For most of its life, the PIF, established in 1971, was a low-key institution making low-interest, low-risk loans to industries which Riyadh wanted to develop.
That has changed under Crown Prince Mohammed bin Salman, architect of economic reforms designed to help Saudi Arabia escape its dependence on oil exports.
In the past two years he handed the PIF new responsibilities, including developing defence and tourism, undertaking huge real estate projects, creating a $500 billion business zone and raising returns on Saudi state money invested abroad.
With assets over $220 billion - some $100 billion of that in stakes in nearly two dozen listed Saudi firms - the PIF has said it aims to hit $400 billion in assets by 2020, partly by obtaining money from a planned sale of shares in national oil giant Saudi Aramco.
The anti-graft probe may accelerate that growth, say bankers, lawyers and analysts familiar with the PIF.
One of Prince Mohammed’s top planners, economy minister Adel Fakieh, was sacked and detained in the purge.
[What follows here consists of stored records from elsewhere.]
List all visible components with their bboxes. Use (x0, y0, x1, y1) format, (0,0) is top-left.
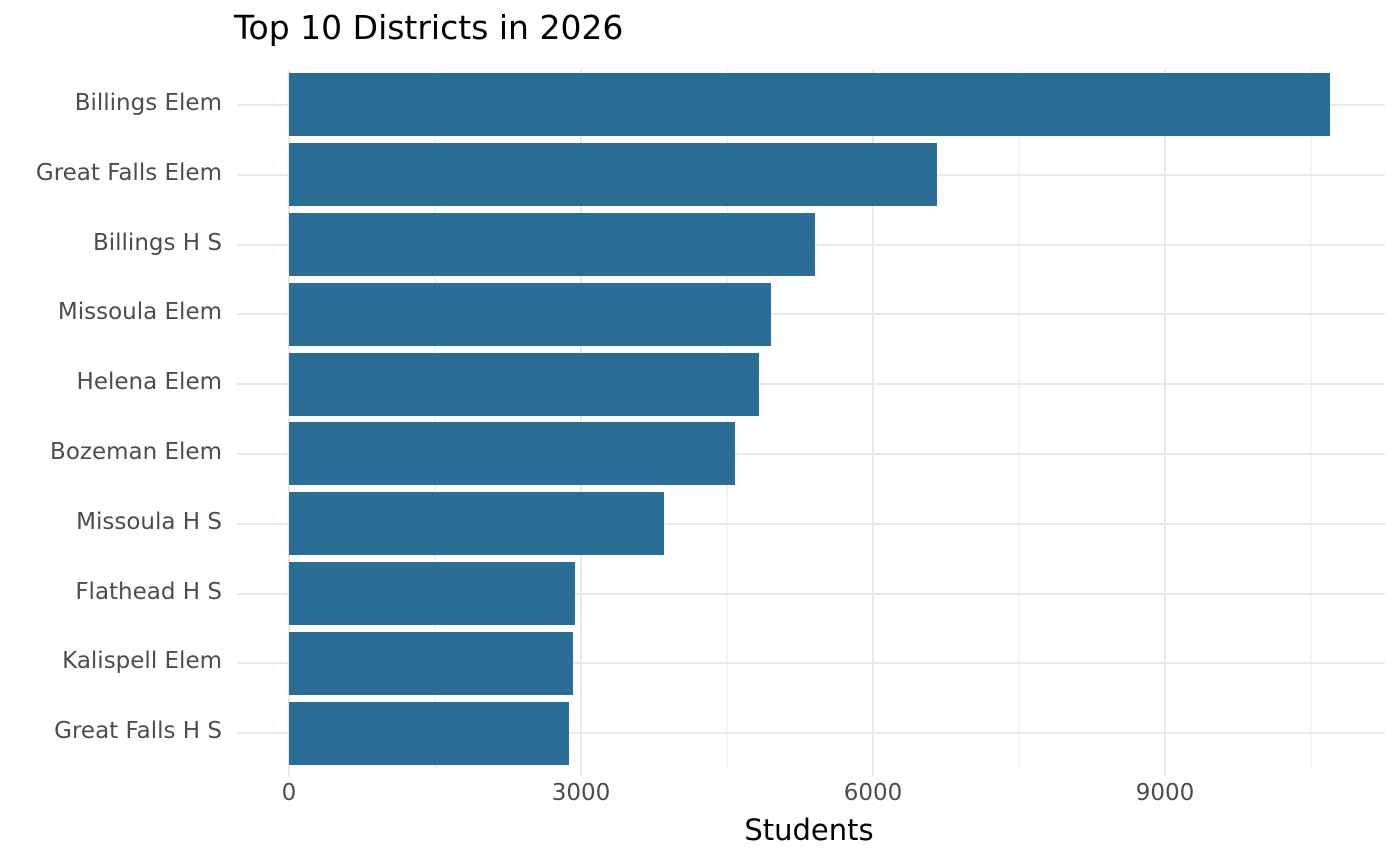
bar-bozeman-elem (289, 422, 735, 486)
bar-helena-elem (289, 352, 760, 416)
y-tick-label: Bozeman Elem (50, 438, 222, 465)
y-tick-label: Great Falls Elem (35, 159, 222, 186)
category-gridline (237, 313, 1385, 316)
y-tick-label: Kalispell Elem (62, 648, 222, 675)
minor-gridline (726, 70, 728, 768)
minor-gridline (434, 70, 436, 768)
category-gridline (237, 592, 1385, 595)
bar-billings-h-s (289, 213, 815, 276)
x-tick-label: 3000 (551, 780, 611, 806)
x-tick-label: 6000 (843, 780, 903, 806)
category-gridline (237, 383, 1385, 386)
y-tick-label: Flathead H S (75, 578, 222, 605)
y-tick-label: Billings H S (92, 229, 222, 256)
y-tick-label: Missoula Elem (57, 299, 222, 326)
bar-flathead-h-s (289, 562, 576, 625)
x-axis-title: Students (744, 813, 874, 847)
bar-great-falls-h-s (289, 701, 570, 765)
category-gridline (237, 452, 1385, 455)
major-gridline (1164, 70, 1167, 776)
bar-kalispell-elem (289, 631, 574, 695)
y-tick-label: Missoula H S (76, 508, 222, 535)
x-tick-label: 9000 (1135, 780, 1195, 806)
minor-gridline (1310, 70, 1313, 768)
bar-great-falls-elem (289, 143, 938, 207)
bar-missoula-elem (289, 282, 771, 346)
chart-title: Top 10 Districts in 2026 (234, 8, 624, 47)
minor-gridline (1018, 70, 1021, 768)
y-tick-label: Billings Elem (74, 89, 222, 116)
y-tick-label: Great Falls H S (54, 718, 222, 745)
category-gridline (237, 522, 1385, 525)
bar-missoula-h-s (289, 492, 664, 556)
category-gridline (237, 732, 1385, 735)
y-tick-label: Helena Elem (76, 369, 222, 396)
major-gridline (872, 70, 874, 776)
x-tick-label: 0 (281, 780, 297, 806)
bar-billings-elem (289, 73, 1331, 137)
category-gridline (237, 662, 1385, 665)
That left PIF managing director Yasir al-Rumayyan as one of only a few top advisers involved in the reform project since the beginning.
And for investors keen to push ahead with Saudi projects despite the uncertainty, the PIF and its stable of firms look safer than most alternatives, said a corporate lawyer based in the Gulf who advises foreign companies entering Saudi Arabia.
That said, the overall impact of the anti-corruption crackdown could be to deter investment.
Alarmed by the scope of the crackdown, multinationals and banks doing business in Saudi Arabia are deciding whether they can safely keep their ties to partners in the kingdom, corporate executives, bankers, lawyers and business consultants in the region said.
Some decisions on new foreign investments have been suspended until the situation becomes clearer, the sources added.
A businessman at a foreign technology services firm said he had been considering a venture with a Saudi partner, but decided against it last week because of the partner’s ties to detained construction magnate Bakr bin Laden.
“This may concentrate more power into the PIF because they are seen as a clean entity close to the ruler,” said the Gulf-based corporate lawyer. “That makes them untouchable.”